2. Approve the Seller’s Disclosures
Next, the buyer will receive a seller’s disclosure form, a legal document that includes any undisclosed information about the condition of a property. Each state has different requirements about the type of information needed to be disclosed. But it typically consists of a list of questions with boxes for the seller to check off or provide a simple yes or no answer. There will also be space to elaborate or provide additional information not addressed on the form. The buyer must review the form and agree to the seller’s disclosures to proceed with the transaction.

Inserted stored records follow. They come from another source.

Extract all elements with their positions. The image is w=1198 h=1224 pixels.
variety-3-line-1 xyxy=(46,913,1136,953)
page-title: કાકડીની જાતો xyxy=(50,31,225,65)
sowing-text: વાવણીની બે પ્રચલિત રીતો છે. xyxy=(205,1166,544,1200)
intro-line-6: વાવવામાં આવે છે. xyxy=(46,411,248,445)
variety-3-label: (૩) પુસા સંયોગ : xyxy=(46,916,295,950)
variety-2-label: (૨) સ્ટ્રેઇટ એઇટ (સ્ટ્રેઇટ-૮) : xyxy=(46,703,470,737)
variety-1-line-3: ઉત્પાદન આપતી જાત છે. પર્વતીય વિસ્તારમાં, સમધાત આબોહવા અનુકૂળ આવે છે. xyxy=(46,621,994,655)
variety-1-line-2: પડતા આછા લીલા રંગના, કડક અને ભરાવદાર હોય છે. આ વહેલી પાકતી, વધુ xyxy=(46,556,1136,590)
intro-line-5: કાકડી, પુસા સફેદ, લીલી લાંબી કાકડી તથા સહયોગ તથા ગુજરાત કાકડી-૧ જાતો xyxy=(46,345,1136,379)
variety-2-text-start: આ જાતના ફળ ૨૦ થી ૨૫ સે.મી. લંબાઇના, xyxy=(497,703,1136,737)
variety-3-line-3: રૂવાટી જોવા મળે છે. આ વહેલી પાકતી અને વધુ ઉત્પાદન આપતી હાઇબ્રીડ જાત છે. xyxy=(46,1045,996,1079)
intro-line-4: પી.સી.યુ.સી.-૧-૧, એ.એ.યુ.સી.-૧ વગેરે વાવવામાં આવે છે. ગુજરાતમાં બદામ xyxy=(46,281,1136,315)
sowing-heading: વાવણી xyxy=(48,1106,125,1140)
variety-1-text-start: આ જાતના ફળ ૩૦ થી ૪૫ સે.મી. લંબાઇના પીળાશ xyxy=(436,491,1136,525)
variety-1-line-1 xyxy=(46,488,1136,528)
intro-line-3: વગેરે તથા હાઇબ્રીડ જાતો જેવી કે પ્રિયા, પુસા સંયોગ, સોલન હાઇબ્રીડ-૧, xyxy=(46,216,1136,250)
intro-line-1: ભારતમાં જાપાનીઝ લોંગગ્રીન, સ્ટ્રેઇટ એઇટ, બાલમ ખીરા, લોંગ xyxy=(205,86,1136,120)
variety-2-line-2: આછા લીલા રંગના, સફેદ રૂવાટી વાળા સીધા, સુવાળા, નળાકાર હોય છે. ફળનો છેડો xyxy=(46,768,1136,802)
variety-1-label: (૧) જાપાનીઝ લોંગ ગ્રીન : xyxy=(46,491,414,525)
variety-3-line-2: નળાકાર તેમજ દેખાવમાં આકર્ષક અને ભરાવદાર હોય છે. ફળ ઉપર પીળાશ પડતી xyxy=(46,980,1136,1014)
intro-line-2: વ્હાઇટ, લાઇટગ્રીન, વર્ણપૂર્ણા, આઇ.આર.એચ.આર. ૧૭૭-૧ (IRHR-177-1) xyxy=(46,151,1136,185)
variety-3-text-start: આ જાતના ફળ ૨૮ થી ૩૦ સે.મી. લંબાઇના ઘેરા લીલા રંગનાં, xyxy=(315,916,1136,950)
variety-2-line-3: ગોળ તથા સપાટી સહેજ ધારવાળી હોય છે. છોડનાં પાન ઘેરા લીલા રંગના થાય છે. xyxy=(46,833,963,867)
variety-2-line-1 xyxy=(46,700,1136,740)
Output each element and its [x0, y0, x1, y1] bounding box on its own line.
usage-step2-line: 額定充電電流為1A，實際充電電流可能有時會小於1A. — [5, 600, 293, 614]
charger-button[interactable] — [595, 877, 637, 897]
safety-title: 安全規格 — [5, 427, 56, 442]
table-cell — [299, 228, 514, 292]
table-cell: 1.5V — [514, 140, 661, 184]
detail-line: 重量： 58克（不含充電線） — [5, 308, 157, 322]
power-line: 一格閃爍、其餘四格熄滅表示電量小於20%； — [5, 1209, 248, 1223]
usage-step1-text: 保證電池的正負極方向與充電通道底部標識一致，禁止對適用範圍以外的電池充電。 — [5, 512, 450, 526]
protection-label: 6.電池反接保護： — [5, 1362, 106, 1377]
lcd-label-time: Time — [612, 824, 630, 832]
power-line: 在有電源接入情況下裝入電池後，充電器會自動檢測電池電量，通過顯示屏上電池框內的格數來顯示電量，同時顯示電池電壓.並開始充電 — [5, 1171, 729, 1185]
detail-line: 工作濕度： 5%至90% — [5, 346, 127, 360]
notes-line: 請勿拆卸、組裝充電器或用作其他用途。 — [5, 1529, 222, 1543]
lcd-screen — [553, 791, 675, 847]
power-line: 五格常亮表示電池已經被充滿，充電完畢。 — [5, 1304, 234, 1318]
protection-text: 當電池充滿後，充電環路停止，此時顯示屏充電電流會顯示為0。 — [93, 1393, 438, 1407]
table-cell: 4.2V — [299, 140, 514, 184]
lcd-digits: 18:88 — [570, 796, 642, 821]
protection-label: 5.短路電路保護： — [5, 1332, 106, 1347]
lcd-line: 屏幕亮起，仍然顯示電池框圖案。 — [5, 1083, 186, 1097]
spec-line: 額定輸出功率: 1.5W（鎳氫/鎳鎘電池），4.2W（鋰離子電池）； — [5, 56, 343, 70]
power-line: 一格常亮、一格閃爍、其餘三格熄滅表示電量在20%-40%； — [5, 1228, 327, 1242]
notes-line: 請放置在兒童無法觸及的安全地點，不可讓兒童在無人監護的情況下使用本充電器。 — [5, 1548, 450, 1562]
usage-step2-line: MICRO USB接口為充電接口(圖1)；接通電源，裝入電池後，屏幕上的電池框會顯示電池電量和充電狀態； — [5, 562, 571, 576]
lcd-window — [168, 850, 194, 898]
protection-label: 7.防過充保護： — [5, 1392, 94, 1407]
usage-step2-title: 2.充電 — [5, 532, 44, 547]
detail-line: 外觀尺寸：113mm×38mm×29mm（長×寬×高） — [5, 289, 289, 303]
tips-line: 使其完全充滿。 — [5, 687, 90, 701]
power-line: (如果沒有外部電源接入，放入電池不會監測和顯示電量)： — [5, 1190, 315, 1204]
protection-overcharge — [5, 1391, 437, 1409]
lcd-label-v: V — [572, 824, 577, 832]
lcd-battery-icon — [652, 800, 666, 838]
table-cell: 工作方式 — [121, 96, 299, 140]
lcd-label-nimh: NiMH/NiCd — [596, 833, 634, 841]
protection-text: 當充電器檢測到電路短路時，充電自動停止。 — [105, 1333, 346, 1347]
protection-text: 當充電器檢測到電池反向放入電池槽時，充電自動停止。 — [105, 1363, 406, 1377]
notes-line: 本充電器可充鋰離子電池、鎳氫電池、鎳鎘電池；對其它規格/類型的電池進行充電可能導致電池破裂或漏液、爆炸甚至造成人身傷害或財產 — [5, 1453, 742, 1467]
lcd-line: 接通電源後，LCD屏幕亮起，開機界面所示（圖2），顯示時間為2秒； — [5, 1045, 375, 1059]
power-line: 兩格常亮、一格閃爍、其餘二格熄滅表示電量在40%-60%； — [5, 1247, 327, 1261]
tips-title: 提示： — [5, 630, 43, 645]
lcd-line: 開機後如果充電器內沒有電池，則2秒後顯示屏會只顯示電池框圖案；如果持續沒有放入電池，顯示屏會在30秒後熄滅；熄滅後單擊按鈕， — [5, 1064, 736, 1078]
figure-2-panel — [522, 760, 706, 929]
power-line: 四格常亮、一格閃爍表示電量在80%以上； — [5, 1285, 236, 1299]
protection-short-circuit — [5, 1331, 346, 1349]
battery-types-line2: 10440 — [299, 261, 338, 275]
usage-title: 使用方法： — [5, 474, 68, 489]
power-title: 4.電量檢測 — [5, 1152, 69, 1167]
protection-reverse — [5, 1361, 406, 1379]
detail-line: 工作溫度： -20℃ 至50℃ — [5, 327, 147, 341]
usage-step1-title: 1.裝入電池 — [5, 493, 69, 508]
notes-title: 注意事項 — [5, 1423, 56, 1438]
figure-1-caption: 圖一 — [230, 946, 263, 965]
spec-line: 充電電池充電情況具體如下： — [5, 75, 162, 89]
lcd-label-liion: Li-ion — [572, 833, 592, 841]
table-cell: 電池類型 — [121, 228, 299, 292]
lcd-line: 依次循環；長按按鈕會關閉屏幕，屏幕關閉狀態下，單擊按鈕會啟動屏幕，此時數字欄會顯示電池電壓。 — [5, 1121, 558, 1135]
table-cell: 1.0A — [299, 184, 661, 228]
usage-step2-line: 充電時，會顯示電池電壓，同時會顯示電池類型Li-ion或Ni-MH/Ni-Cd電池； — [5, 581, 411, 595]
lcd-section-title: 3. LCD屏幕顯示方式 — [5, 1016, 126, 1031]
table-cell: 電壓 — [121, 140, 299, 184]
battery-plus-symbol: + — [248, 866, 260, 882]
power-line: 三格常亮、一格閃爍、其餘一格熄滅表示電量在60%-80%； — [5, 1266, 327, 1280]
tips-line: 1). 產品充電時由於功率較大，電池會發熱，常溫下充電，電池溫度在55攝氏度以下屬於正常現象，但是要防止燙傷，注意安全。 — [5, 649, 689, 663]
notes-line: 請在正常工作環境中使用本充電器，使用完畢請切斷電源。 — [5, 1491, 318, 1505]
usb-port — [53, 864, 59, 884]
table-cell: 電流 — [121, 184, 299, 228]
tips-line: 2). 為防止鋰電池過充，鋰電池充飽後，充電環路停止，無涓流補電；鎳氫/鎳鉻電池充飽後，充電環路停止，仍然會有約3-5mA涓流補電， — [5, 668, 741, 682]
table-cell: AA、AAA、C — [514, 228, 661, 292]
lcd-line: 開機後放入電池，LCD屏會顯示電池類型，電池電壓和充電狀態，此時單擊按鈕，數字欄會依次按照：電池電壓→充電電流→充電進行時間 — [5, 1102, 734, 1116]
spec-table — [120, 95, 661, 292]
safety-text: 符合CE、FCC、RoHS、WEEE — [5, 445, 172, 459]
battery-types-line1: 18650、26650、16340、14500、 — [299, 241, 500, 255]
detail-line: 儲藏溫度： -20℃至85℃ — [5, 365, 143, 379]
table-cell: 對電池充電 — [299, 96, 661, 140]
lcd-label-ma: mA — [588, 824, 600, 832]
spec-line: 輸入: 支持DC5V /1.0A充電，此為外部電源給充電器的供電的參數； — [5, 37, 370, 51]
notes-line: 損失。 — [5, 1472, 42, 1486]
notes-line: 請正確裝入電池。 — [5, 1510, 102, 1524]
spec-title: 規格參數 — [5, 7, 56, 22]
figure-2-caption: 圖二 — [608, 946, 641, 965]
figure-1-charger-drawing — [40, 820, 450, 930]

3. Complete Home Appraisals and Inspections
Even though the seller is required to provide information about the property’s condition on the disclosure form, the answers must also be verified by a licensed inspector. There may be issues the seller is hiding or is unaware of that will be brought to light during the inspection process. After that, the buyer will also want to have the home appraised to ensure the price they offered is fair. If the inspection or appraisal reveals any new information about the condition of the house, the buyer and seller may have to return to the negotiating table.
4. Review all Escrow Documents
Once the inspection and appraisal process is complete, the buyer and seller will review the necessary escrow documents with their respective agents or attorneys. Examples of escrow documents include the transfer deed, bill of sale, seller’s affidavit, mortgage deed, and mortgage application. It’s essential to fully understand these documents before closing and keep an eye out for any errors.
5. Perform a Final Walkthrough of the Property
Right before the closing, the buyer will want to conduct a final walkthrough to verify the condition of the property. If any issues needed to be addressed following the inspection or appraisal, the final walkthrough is the time to make sure they were properly handled. Plus, they will want to ensure that the seller has removed their belongings and that no new issues have come up since the inspection. This is the buyer’s last chance to voice any objections before signing the contract, so it’s important they pay close attention and voice any concerns.
6. Meet and Sign the Closing Documents
If everything checks out, the buyer and seller will meet to sign the closing documents. These documents include title forms, escrow statements, the deed of trust, any documents related to the mortgage, insurance documents, and more. In some instances, some of these documents may have already been signed, but anything outstanding must be completed before the sale can close. The buyer will also bring a check to cover the rest of the down payment and closing costs. Once the forms have been signed and money exchanges hands, the deed will be transferred into the owner’s name. This officially signals the close of escrow.
After the close of escrow, the earnest money deposit will be disbursed from the escrow account to the seller’s account, along with the funds provided by the buyer or mortgage lender to purchase the property. The buyer will also receive the keys and be able to move in. But, how soon after the closing this process is officially completed will depend on the circumstances.
For instance, it may take several days after the close of escrow for the seller to receive the funds so that everything can be processed. Likewise, the buyer may not be able to move in right away, depending on the agreement made with the seller. But close of escrow means that the ownership is officially transferred from the seller to the buyer, even if it may take a bit more time for everything to settle.
All kinds of issues can occur during the close of escrow process that buyers and sellers should keep in mind.
Common issues include:
- Problems with the title: There could be an issue with the title that needs to be resolved before closing, such as an outstanding tax lien or an ownership dispute.
- Issues with the property: If an issue with the property is discovered during the inspection or final walkthrough, it could delay the closing until it’s fixed.
- Incomplete paperwork: Missing documents or errors in the paperwork could also delay the closing process.
- Contingencies: Home sales often feature contingencies, and if they are not met in time, it may delay the closing. For instance, the sale may be contingent on certain repairs or upgrades being made, so potential construction delays could postpone the closing.